For the longest time I’ve been looking for an automated way to extract DMARC reports, which come in gz format, within our Microsoft infrastructure. Power Automate does a nice job of grabbing the files and putting them in various places. The blocker in this was that Microsoft Power Automate does not have a step for extracting gz files, so I still had a manual step that was tied to a script running on a certain workstation.

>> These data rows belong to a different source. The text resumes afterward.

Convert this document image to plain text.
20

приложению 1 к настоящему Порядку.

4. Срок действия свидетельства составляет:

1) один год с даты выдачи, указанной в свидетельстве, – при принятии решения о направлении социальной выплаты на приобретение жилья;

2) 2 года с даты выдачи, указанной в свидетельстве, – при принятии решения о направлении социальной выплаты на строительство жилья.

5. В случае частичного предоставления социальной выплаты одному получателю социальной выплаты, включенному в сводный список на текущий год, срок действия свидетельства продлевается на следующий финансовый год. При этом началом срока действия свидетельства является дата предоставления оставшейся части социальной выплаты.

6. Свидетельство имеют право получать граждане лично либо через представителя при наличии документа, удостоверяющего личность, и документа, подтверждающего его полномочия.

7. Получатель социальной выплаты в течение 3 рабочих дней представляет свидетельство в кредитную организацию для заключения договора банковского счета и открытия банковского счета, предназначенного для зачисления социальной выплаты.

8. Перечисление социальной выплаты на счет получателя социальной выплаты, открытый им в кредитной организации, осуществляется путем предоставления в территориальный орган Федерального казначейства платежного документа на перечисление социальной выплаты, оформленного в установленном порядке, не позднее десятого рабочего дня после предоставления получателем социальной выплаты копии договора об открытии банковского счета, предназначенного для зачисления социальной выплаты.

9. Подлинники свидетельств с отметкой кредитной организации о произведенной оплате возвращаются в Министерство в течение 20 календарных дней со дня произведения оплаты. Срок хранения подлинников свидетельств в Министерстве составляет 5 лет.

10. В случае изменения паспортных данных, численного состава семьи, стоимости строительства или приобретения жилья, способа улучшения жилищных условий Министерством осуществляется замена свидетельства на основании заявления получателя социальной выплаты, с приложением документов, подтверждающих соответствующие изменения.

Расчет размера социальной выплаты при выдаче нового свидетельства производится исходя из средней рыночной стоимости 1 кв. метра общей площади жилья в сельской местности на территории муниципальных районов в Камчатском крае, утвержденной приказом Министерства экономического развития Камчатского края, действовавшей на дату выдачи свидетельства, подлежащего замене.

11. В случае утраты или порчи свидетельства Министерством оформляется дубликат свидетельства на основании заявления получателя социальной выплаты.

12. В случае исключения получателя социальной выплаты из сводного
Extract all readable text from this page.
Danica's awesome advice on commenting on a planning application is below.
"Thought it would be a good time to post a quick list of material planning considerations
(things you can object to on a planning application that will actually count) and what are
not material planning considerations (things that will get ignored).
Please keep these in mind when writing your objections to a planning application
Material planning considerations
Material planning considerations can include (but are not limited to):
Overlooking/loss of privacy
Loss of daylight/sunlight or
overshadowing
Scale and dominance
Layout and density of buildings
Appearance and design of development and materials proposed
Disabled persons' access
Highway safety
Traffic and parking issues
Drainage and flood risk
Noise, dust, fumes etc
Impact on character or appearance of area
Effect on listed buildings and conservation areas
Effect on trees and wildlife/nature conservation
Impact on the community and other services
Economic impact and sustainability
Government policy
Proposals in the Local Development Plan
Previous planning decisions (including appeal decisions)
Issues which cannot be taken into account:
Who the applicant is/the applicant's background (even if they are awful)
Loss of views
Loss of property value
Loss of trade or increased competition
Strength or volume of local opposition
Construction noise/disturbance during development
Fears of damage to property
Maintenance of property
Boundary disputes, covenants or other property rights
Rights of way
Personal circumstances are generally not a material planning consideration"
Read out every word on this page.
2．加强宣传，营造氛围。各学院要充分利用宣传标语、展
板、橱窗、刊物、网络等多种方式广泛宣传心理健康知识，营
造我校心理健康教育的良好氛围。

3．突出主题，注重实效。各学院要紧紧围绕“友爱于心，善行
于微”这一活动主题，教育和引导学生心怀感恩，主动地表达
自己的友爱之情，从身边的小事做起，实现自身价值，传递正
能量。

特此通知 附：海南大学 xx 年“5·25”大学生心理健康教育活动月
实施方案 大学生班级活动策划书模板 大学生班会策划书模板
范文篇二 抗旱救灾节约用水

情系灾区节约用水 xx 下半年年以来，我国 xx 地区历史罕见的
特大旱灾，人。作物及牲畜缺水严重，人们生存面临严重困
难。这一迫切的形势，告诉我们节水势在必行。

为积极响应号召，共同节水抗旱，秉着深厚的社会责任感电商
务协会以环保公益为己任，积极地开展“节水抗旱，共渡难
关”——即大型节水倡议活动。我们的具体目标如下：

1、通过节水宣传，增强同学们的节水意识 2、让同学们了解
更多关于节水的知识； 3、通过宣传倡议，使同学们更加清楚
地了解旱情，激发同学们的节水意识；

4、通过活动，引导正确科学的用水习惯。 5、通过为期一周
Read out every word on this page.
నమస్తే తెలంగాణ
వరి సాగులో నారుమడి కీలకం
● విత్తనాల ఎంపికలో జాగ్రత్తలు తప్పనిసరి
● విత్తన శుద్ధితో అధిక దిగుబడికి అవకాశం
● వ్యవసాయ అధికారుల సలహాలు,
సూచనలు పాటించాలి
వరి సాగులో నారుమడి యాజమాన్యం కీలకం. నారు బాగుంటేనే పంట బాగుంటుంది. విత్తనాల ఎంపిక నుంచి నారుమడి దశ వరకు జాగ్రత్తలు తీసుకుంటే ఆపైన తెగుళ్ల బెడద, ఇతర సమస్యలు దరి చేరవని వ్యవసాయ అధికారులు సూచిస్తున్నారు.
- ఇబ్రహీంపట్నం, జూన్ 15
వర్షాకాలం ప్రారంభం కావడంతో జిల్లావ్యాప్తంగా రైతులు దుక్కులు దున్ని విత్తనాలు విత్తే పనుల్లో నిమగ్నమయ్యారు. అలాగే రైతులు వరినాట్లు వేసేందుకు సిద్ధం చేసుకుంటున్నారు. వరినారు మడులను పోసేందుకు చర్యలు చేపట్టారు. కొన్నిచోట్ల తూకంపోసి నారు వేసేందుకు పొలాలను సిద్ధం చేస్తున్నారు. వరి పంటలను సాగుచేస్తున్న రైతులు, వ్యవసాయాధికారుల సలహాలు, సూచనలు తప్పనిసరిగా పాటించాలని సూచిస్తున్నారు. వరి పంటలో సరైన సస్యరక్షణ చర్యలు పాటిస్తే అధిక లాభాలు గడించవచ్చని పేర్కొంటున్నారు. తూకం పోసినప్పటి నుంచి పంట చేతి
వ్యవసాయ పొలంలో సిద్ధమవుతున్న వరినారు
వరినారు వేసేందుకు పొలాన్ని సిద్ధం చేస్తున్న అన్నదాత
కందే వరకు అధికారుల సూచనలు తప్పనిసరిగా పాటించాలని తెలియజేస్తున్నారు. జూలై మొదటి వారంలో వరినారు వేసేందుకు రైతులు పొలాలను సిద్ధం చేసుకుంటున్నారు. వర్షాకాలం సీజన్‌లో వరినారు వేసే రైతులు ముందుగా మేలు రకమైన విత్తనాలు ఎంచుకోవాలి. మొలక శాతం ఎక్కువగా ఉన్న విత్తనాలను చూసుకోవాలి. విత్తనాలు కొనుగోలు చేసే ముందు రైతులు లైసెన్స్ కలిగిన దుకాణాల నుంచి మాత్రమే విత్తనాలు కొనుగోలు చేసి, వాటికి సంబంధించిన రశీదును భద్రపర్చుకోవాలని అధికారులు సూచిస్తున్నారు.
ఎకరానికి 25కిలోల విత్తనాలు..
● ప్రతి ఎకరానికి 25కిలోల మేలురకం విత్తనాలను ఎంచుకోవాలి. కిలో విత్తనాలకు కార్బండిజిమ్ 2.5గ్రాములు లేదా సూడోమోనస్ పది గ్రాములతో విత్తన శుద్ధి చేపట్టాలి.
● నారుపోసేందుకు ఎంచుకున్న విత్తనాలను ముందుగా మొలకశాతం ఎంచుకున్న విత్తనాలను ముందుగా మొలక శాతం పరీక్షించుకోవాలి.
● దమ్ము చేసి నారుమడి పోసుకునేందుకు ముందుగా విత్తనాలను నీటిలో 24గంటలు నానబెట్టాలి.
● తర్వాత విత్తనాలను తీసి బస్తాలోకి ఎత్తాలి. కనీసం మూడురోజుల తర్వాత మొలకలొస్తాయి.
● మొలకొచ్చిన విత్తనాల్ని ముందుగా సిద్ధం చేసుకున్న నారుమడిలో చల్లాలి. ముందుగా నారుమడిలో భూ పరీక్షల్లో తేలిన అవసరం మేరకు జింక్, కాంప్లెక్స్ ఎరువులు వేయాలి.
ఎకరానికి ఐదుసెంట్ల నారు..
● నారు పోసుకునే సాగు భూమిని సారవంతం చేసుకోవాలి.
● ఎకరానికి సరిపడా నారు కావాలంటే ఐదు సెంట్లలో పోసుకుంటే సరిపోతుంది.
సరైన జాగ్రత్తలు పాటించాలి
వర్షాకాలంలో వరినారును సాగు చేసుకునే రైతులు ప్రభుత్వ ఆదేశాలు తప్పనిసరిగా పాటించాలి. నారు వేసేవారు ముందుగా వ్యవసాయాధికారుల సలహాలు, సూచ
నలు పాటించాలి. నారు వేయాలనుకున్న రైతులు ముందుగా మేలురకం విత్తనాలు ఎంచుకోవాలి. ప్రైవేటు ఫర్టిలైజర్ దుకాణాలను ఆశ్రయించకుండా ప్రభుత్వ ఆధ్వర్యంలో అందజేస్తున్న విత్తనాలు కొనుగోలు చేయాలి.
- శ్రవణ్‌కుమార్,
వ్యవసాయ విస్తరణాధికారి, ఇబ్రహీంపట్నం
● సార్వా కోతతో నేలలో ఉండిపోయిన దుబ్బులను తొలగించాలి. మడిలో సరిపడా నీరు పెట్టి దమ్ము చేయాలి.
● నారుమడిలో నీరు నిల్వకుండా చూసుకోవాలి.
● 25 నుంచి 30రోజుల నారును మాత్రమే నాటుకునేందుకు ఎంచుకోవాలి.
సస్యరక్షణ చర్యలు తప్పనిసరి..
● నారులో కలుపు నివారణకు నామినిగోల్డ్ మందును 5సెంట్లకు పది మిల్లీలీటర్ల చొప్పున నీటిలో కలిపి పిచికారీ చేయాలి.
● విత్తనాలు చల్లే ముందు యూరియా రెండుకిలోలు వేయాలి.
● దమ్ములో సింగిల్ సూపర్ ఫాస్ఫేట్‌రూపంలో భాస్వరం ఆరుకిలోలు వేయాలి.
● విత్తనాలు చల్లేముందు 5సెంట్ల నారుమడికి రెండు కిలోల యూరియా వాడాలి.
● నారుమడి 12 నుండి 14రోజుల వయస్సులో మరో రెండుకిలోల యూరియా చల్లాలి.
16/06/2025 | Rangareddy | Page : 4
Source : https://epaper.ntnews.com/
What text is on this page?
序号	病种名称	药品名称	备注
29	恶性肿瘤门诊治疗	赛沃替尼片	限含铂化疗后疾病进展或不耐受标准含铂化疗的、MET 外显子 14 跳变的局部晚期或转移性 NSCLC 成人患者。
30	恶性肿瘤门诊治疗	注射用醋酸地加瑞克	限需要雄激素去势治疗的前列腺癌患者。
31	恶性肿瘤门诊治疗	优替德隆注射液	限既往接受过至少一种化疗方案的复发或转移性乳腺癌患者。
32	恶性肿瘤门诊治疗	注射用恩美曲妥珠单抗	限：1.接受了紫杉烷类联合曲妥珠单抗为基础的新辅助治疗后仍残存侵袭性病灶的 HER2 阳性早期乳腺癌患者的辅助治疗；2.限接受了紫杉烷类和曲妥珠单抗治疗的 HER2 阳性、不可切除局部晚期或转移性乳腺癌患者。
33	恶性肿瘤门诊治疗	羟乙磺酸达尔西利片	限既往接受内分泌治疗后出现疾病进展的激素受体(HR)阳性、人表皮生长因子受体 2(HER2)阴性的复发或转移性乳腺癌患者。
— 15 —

The answer was in this post using Power Apps.

https://medium.com/@vandanrohatgi/extract-gzip-files-with-power-automate-0387cf3ca0e3

However the C# code gave me a few error messages, and I am not familiar with C#. Enter ChatGPT. This is my working code:

using System;
using System.IO;
using System.IO.Compression;
using System.Net;
using System.Net.Http;
using System.Text;
using System.Threading.Tasks;
using Newtonsoft.Json.Linq;

public class Script : ScriptBase
{
  public override async Task<HttpResponseMessage> ExecuteAsync()
  {
    // Read body
    string contentAsString = await this.Context.Request.Content
      .ReadAsStringAsync().ConfigureAwait(false);

    // Parse JSON
    JObject contentAsJson;
    try
    {
      contentAsJson = JObject.Parse(contentAsString);
    }
    catch (Exception ex)
    {
      return Error(HttpStatusCode.BadRequest, $"Invalid JSON: {ex.Message}");
    }

    // Extract base64 "file"
    string fileBase64 = contentAsJson.Value<string>("file");
    if (string.IsNullOrEmpty(fileBase64))
      return Error(HttpStatusCode.BadRequest, "Missing 'file' property.");

    // Base64 decode
    byte[] data;
    try
    {
      data = Convert.FromBase64String(fileBase64);
    }
    catch (FormatException ex)
    {
      return Error(HttpStatusCode.BadRequest, $"Invalid base64: {ex.Message}");
    }

    // GZip decompress
    string decompressedData;
    try
    {
      decompressedData = DecompressGzip(data);
    }
    catch (Exception ex)
    {
      return Error(HttpStatusCode.BadRequest, $"GZip decompress failed: {ex.Message}");
    }

    // Build OK response
    var payload = new JObject { ["gzipBody"] = decompressedData };
    var response = new HttpResponseMessage(HttpStatusCode.OK)
    {
      Content = CreateJsonContent(payload.ToString())
    };
    return response;
  }

  private static string DecompressGzip(byte[] compressedData)
  {
    using (var compressedStream = new MemoryStream(compressedData))
    using (var gzipStream = new GZipStream(compressedStream, CompressionMode.Decompress))
    using (var decompressedStream = new MemoryStream())
    {
      gzipStream.CopyTo(decompressedStream);
      return Encoding.UTF8.GetString(decompressedStream.ToArray());
    }
  }

  private HttpResponseMessage Error(HttpStatusCode status, string message)
  {
    var body = new JObject { ["error"] = message };
    var resp = new HttpResponseMessage(status)
    {
      Content = CreateJsonContent(body.ToString())
    };
    return resp;
  }
}

It’s a very simple method, and it doesn’t cost anything, although there seems to be a 750 flow limit per month.